Contoh lain yang lebih ekstrem tentang pencapaian Jokowi dalam mengimplementasikan sila keempat ini adalah adanya negosiasi antara BIN dengan kelompok bersenjata pecahan GAM yang dipimpin oleh Din Minimi. Dilansir DetikNews.com, Selasa, 29 Desember 2015, Kepala BIN, Sutiyoso pergi ke Aceh untuk bernegosiasi dengan Din Minimi berserta anggotanya. Dalam keterangan persnya, Sutiyoso mengatakan bahwa dirinya tinggal di rumah Din Minimi dan tidur disana untuk mendapatkan kata sepakat.
Dari hasil negosiasi tersebut, 120 orang anggota kelompok bersenjata Din Minimi bersedia menyerahkan diri, lengkap dengan 15 pucuk senjata api dan 1 karung amunisi. Kasus Din Minimi ini menunjukkan adanya itikad baik dari pemerintahan Joko Widodo untuk menyelesaikan setiap masalah separatisme dengan mengedepankan prinsip musyawarah mufakat.
Sila kelima, Keadilan Sosial Bagi Seluruh Rakyat Indonesia. Sejak menjabat pada Oktober 2014, Jokowi menyatakan bahwa di masa kepemimpinannya, pembangunan di Indonesia tidak lagi jawa sentris. Hal ini dibuktikan dengan pembangunan infrastruktur yang difokuskan pada wilayah timur Indonesia, khususnya Papua. Jokowi ingin dengan dibangunnya infrastruktur, masyarakat Papua dapat merasakan keadilan.
Tol Laut merupakan salah satu program terbaik di masa pemerintahanya. Program ini betul-betul dapat menghadirkan rasa keadilan bagi rakyat Indonesia timur. Jokowi sadar betul bahwa Indonesia merupakan negara kepulauan yang sebagian besar wilayahnya berupa lautan, sehingga untuk menguasai Indonesia, pemerintah harus mampu menakhlukkan lautan.

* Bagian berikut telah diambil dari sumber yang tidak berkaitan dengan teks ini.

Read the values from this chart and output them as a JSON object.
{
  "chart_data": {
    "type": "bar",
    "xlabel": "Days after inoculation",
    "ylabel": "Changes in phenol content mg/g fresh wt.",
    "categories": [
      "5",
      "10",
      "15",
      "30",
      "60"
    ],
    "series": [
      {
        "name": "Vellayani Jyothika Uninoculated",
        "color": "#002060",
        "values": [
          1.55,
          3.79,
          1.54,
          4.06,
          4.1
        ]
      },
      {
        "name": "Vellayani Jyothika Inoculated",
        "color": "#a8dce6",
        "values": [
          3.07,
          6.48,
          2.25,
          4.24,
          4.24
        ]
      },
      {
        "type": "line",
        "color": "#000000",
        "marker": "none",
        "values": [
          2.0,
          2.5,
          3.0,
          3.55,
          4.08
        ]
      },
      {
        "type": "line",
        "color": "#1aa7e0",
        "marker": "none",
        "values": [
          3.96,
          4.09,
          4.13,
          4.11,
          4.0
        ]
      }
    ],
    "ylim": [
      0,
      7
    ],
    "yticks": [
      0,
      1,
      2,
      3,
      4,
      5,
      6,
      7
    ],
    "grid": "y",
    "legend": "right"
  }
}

Dalam sebuah video yang diunggah melalui akun youtube Presiden Joko Widodo, Jokowi menjelaskan kepada rakyat Indonesia tentang apa yang sedang dilakukannya dengan Tol Laut. Ia ingin menyatukan Indonesia dan memberikan rasa keadilan dengan menghubungkan pulau-pulau di Indonesia. Selain Tol Laut, Jokowi juga membangun infrastruktur lain di Indoesia timur, seperti bandara, pasar, SPBU, dan jalan raya. Detik.News.com Selasa 7 Februari 2017 melaporkan data dari Kementerian PUPERA bahwa total panjang jalan Trans Papua di Provinsi Papua telah mencapai panjang 3.259,45 km, sedangkan di Provinsi Papua Barat mencapai 1.070,62 km.
Usaha Jokowi dalam melakukan pemerataan dan mewujudkan keadilan membuahkan hasil yang cukup baik. Berdasarkan laporan Detik.News.com Senin 27 Maret 2017, harga barang di Kabupaten Puncak, Papua menunjukkan penurunan yang signifikan. Harga bensin yang sebelumnya Rp 50.000/liter, mulai Agustus 2016 menjadi Rp 6.500/liter. Hal ini menjadi bukti bahwa pembangunan di era Jokowi telah berdampak positif pada penurunan harga sembako di wilayah Indonesia timur.
Dari ulasan di atas, kita dapat melihat bahwa prestasi Jokowi dapat diukur dengan parameter yang jelas. Kesuksesan Jokowi dalam memimpin Indonesia bukan hanya dapat dirasakan secara subjektif oleh kelompok tertentu. Prestasi Jokowi dalam memimpin Indonesia dapat dipertanggungjawabkan dengan landasan dasar negara. Tentu saja masih banyak pencapaian beliau yang tidak sempat saya bahas. Namun paling tidak, beberapa contoh yang saya paparkan dapat membantu kita dalam melihat pencapaian Jokowi secara objektif ditinjau dari sudut pandang Pancasila.